Tite-Live, 57, 58 et 59, traduction de M. Nisard,
1864, que l'on peut trouver sur le site de la "Bibliotheca Classica Selecta".

--- > Lucrèce par Le Titien

Cependant les bataillons romains
environnent Ardée; on se résigne de part et d'autre aux longueurs d'un siège.
Pendant cette sorte de trêve, comme les ennemis évitent d'en venir aux mains, le
soldat, inoccupé, se livre, dans le camp, à des jeux militaires. Un jour, que
Sextus avait invité ses amis à boire avec lui et à faire bonne chère, nommé par
eux roi du festin, il leur parle ainsi: "Tandis que nous nous consumons devant
cette ville imprenable, qui nous empêche de revenir suspendre nos armes devant
les dieux de nos foyers? Savons-nous ce qui se passe au lit nuptial? Savons-nous
si nos femmes s'ennuient comme nous de l'absence?" Chacun de louer la sienne à
l'envi; les répliques échauffent le débat, et le vin, qu'on ne ménage pas, ne
laisse refroidir ni les éloges ni la passion. Celui dont le nom rappelle la
glorieuse conquête de Collatia se lève soudain. "Que prouvent tous nos discours?
dit-il; jugez-en par vos yeux. La nuit n'est pas près de finir; montons à
cheval; allons à Rome."*

Prêt pour un cours histoire ?

On accepte; les chevaux sont
bridés; les princes sont à Rome; ils vont droit au palais. Point de gardes aux
portes: ils entrent. La belle-fille du roi, entourée de coupes de vin, et le
sein paré de guirlandes, prolongeait un festin nocturne. Sans perdre de temps,
on court chez Lucrèce; elle filait; ses laines, ses corbeilles étaient çà et là
autour de son lit; sous ses yeux, à la faible lueur d'une lampe, ses femmes
travaillaient aussi. "Hâtez-vous, mes filles, leur disait-elle d'une voix douce;
il faudra envoyer ce vêtement de guerre à votre maître, dès que nous l'aurons
achevé. Mais que dit-on? Car c'est à vous qu'il faut demander les nouvelles.
Combien pense-t-on que le siège doive encore durer? Tu succomberas à la fin,
Ardée: tu résistes à plus fort que toi, ville maudite, qui nous prives si
longtemps de nos époux! Puissent les dieux au moins nous les ramener! Mais le
mien est si téméraire! Il se précipite partout où il voit briller des épées.
Toutes les fois que je me le figure au milieu des combats, je me sens chanceler
et mourir; un froid soudain me prend au coeur." Ses larmes coulent à ces mots;
le fil s'échappe de ses mains, et sa tête s'incline sur sa poitrine.
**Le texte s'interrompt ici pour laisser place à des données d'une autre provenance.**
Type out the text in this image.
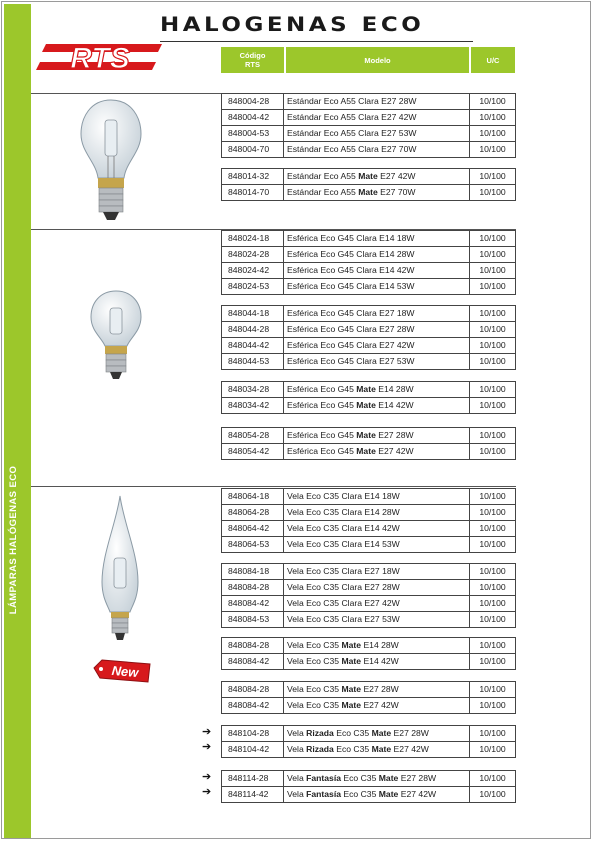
LÁMPARAS HALÓGENAS ECO
RTS
HALOGENAS ECO
Código
RTS	Modelo	U/C
New
848004-28	Estándar Eco A55 Clara E27 28W	10/100
848004-42	Estándar Eco A55 Clara E27 42W	10/100
848004-53	Estándar Eco A55 Clara E27 53W	10/100
848004-70	Estándar Eco A55 Clara E27 70W	10/100
848014-32	Estándar Eco A55 Mate E27 42W	10/100
848014-70	Estándar Eco A55 Mate E27 70W	10/100
848024-18	Esférica Eco G45 Clara E14 18W	10/100
848024-28	Esférica Eco G45 Clara E14 28W	10/100
848024-42	Esférica Eco G45 Clara E14 42W	10/100
848024-53	Esférica Eco G45 Clara E14 53W	10/100
848044-18	Esférica Eco G45 Clara E27 18W	10/100
848044-28	Esférica Eco G45 Clara E27 28W	10/100
848044-42	Esférica Eco G45 Clara E27 42W	10/100
848044-53	Esférica Eco G45 Clara E27 53W	10/100
848034-28	Esférica Eco G45 Mate E14 28W	10/100
848034-42	Esférica Eco G45 Mate E14 42W	10/100
848054-28	Esférica Eco G45 Mate E27 28W	10/100
848054-42	Esférica Eco G45 Mate E27 42W	10/100
848064-18	Vela Eco C35 Clara E14 18W	10/100
848064-28	Vela Eco C35 Clara E14 28W	10/100
848064-42	Vela Eco C35 Clara E14 42W	10/100
848064-53	Vela Eco C35 Clara E14 53W	10/100
848084-18	Vela Eco C35 Clara E27 18W	10/100
848084-28	Vela Eco C35 Clara E27 28W	10/100
848084-42	Vela Eco C35 Clara E27 42W	10/100
848084-53	Vela Eco C35 Clara E27 53W	10/100
848084-28	Vela Eco C35 Mate E14 28W	10/100
848084-42	Vela Eco C35 Mate E14 42W	10/100
848084-28	Vela Eco C35 Mate E27 28W	10/100
848084-42	Vela Eco C35 Mate E27 42W	10/100
➔
➔
848104-28	Vela Rizada Eco C35 Mate E27 28W	10/100
848104-42	Vela Rizada Eco C35 Mate E27 42W	10/100
➔
➔
848114-28	Vela Fantasía Eco C35 Mate E27 28W	10/100
848114-42	Vela Fantasía Eco C35 Mate E27 42W	10/100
Sa douleur
lui donne une nouvelle grâce; sa pudeur brille d'un nouvel éclat dans ses
larmes, et la beauté de son visage égale et révèle en ce moment la beauté de son
âme. "Rassure-toi, me voici," s'écrie Collatin, et Lucrèce, rappelée à la vie, a
déjà suspendu à son cou le doux fardeau d'une épouse bien-aimée.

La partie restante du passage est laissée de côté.